After my dad died, my stepmom gave my sister and me a few of his old things. She gave me a puffy denim jacket that had been around forever. It is straight out of the early 90s and I can still picture him wearing it. The sleeves are fraying but it’s still in my front closet. I still wear it when I’m slipping out quickly or going into the garage. It’s falling apart and like the Cowboys t-shirt it’s only a matter of time before it crumbles completely. But it was my dad’s and now it’s mine and because of that it is the most valuable jacket I own.

These are the three things of my dad’s that I have. A t-shirt, a hammer, and a jacket.

I try not to use the jacket and the t-shirt too much, because I know they have a limited lifespan and we’ve already gone way past it. The hammer, though…I use it. I keep it with my tools.

 (YES I have tools…I may be able to count on my fingers how many tools I have, but I do have some.)

It’s a very distinguishable hammer. It looks like it’s as old as I am, and it probably is. It has a wooden handle with some kind of gloss over it. It fits in very nicely with the 90s jacket and t-shirt. It’s definitely a time-stamped theme.

When I need to hang a picture, I use my dad’s hammer. Or…at least I did use my dad’s hammer.

You lived here just over a year. It isn’t like you were here for 30 years and you can’t remember what was yours and what was mine, or what we bought together. You were here for a year. You know what’s yours and what isn’t. You know that this hammer, which clearly came from a different century, isn’t yours. What’s worse is that you know how much that stupid hammer means to me. You know about the hammer, and the jacket, and the t-shirt. And you know that that’s all I have left. And you took the hammer.

I know you took a lot of things that didn’t belong to you. You took my safe, even though you didn’t know the combination. You took another little lockbox of mine…do you at least have the keys for that one? You took my measuring tape, my favourite pipe, spray paint, Izzy’s tablet. My set of darts. That pretty little box my sister gave me for my birthday a few years ago. My heating pad. My snow shovel. The cat food lid, even. I mean, you even took the dog I paid for and didn’t let me or the girls say goodbye to him.

I’m not surprised at this point. I am realizing more and more every day that the person I miss isn’t you.
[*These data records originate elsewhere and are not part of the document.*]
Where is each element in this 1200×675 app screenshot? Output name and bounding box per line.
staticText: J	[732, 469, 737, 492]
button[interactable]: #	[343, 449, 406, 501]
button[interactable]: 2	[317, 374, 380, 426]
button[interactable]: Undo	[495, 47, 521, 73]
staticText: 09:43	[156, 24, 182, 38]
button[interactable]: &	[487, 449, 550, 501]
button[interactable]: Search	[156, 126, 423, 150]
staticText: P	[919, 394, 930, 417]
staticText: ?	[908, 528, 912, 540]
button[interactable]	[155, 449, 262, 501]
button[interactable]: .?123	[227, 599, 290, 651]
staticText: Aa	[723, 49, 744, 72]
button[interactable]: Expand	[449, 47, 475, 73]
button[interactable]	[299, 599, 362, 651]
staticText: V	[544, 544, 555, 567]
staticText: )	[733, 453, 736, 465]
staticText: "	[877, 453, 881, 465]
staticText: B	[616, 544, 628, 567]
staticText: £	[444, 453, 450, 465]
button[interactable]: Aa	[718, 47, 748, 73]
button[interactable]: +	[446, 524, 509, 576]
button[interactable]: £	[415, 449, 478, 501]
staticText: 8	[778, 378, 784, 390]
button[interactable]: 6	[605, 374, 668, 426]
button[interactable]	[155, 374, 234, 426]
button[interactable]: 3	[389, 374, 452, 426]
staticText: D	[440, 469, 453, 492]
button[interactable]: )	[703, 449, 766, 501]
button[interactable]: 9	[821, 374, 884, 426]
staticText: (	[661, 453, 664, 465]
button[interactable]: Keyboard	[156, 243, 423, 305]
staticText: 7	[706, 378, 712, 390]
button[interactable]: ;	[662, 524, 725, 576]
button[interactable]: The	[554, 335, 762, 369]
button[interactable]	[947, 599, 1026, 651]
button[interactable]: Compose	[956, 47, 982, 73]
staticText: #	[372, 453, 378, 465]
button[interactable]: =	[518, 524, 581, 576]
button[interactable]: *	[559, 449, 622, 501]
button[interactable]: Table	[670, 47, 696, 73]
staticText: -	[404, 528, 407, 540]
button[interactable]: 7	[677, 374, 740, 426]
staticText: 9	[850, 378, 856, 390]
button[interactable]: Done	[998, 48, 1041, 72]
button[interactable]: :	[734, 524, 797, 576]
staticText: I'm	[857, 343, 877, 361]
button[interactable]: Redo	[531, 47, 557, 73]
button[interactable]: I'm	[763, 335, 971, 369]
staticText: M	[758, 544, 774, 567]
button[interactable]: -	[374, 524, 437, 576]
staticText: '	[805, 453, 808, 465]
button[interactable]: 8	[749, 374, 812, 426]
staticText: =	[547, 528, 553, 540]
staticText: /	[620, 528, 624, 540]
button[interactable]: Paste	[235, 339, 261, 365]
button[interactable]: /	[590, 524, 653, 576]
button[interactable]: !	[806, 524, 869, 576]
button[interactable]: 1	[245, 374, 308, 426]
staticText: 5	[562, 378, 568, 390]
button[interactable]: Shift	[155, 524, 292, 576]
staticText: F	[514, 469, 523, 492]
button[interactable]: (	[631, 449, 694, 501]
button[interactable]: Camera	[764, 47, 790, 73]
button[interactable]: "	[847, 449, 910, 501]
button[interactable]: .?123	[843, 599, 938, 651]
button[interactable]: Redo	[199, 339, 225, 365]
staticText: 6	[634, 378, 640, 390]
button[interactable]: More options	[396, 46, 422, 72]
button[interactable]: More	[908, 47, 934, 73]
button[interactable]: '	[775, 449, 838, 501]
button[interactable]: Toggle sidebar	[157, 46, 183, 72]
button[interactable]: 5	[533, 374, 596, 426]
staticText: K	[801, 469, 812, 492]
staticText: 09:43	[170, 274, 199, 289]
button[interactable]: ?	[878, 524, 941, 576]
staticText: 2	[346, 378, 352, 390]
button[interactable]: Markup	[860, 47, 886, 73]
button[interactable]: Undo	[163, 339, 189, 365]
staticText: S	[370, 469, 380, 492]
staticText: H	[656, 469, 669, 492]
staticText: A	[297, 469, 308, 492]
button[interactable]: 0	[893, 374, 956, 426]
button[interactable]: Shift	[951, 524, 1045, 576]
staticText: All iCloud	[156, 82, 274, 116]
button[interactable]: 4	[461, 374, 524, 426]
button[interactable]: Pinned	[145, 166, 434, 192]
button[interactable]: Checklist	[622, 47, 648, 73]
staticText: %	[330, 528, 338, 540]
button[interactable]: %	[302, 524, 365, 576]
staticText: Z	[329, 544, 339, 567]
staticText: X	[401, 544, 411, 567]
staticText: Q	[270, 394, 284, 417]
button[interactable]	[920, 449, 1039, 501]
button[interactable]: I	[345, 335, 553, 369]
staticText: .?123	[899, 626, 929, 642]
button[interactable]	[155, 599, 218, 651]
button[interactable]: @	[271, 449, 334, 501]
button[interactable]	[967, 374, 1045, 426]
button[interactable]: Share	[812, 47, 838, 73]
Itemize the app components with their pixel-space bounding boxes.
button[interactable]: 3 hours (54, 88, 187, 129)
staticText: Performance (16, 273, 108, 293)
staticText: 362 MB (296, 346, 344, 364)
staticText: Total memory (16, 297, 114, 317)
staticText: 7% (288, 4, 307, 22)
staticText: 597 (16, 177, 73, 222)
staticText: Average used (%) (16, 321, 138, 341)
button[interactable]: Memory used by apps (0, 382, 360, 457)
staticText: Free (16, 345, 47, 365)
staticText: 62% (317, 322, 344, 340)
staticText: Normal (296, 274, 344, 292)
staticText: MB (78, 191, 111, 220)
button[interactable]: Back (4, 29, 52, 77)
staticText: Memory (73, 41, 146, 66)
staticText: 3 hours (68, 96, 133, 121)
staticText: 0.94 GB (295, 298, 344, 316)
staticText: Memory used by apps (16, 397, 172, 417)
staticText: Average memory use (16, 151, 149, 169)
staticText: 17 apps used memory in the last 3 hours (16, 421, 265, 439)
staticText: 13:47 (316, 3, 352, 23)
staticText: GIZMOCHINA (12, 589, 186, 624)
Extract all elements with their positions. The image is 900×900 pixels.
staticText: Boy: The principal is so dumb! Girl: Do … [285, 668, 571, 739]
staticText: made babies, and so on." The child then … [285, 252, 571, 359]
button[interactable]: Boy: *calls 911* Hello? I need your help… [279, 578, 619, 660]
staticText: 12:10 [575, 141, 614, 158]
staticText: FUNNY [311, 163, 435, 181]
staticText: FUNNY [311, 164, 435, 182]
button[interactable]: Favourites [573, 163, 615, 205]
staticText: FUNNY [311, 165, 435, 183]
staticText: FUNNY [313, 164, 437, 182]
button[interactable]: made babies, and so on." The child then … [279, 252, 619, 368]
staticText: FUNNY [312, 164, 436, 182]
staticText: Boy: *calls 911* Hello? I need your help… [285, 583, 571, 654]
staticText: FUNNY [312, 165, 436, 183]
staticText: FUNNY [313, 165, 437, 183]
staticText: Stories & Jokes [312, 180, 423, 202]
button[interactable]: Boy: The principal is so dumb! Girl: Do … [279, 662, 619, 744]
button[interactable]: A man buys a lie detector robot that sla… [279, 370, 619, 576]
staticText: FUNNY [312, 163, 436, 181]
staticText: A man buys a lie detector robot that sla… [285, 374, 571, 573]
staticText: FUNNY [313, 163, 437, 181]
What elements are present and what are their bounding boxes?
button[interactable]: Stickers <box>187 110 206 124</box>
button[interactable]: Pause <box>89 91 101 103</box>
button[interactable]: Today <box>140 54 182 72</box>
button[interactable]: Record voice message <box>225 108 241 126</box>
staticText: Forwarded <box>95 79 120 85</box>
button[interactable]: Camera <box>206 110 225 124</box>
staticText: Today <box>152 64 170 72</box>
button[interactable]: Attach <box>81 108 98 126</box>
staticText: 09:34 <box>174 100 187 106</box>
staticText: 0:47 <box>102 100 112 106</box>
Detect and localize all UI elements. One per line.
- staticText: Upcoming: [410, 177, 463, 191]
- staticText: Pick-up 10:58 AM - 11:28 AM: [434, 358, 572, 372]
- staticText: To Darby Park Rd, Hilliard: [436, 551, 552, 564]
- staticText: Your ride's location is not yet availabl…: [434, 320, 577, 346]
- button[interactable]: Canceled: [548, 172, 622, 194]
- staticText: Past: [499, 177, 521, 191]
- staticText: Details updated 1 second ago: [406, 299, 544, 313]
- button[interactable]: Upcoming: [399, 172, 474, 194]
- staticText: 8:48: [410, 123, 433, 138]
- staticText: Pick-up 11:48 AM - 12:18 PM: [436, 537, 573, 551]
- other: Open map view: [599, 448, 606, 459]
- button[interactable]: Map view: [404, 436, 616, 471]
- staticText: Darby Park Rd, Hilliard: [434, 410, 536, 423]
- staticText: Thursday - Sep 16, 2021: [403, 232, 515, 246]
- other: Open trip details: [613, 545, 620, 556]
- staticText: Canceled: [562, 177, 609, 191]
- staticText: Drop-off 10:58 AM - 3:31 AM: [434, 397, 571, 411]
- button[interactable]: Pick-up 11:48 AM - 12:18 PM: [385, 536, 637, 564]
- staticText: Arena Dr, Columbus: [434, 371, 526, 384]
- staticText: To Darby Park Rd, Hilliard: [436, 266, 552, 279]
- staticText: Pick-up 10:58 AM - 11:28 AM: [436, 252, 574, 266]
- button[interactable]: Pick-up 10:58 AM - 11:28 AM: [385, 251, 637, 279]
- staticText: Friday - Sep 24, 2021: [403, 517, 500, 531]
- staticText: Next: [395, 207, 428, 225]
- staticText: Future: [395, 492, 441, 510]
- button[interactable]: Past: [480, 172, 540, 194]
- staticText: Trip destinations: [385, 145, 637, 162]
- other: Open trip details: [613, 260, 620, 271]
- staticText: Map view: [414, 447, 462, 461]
I miss the person who liked doing online school with my girls. I miss the person who would send me funny updates throughout the day of things the kids said or did. I miss the person who took them into the garage to make structures with spare wood. I miss the person who took them to the park or tobogganing. I miss the person who made them breakfast so I could get ready in the mornings. I miss the person who would laugh with me for hours. I miss the person who would talk to me about their life, who would share things with me.

I’m realizing that I didn’t know that person for very long. Most of our relationship I spent trying to find that person again. But I’m not your therapist, and I’m not your mother, and you aren’t the person I thought you were. Anyone can wear a mask for a couple of months.

But I would really like my hammer back.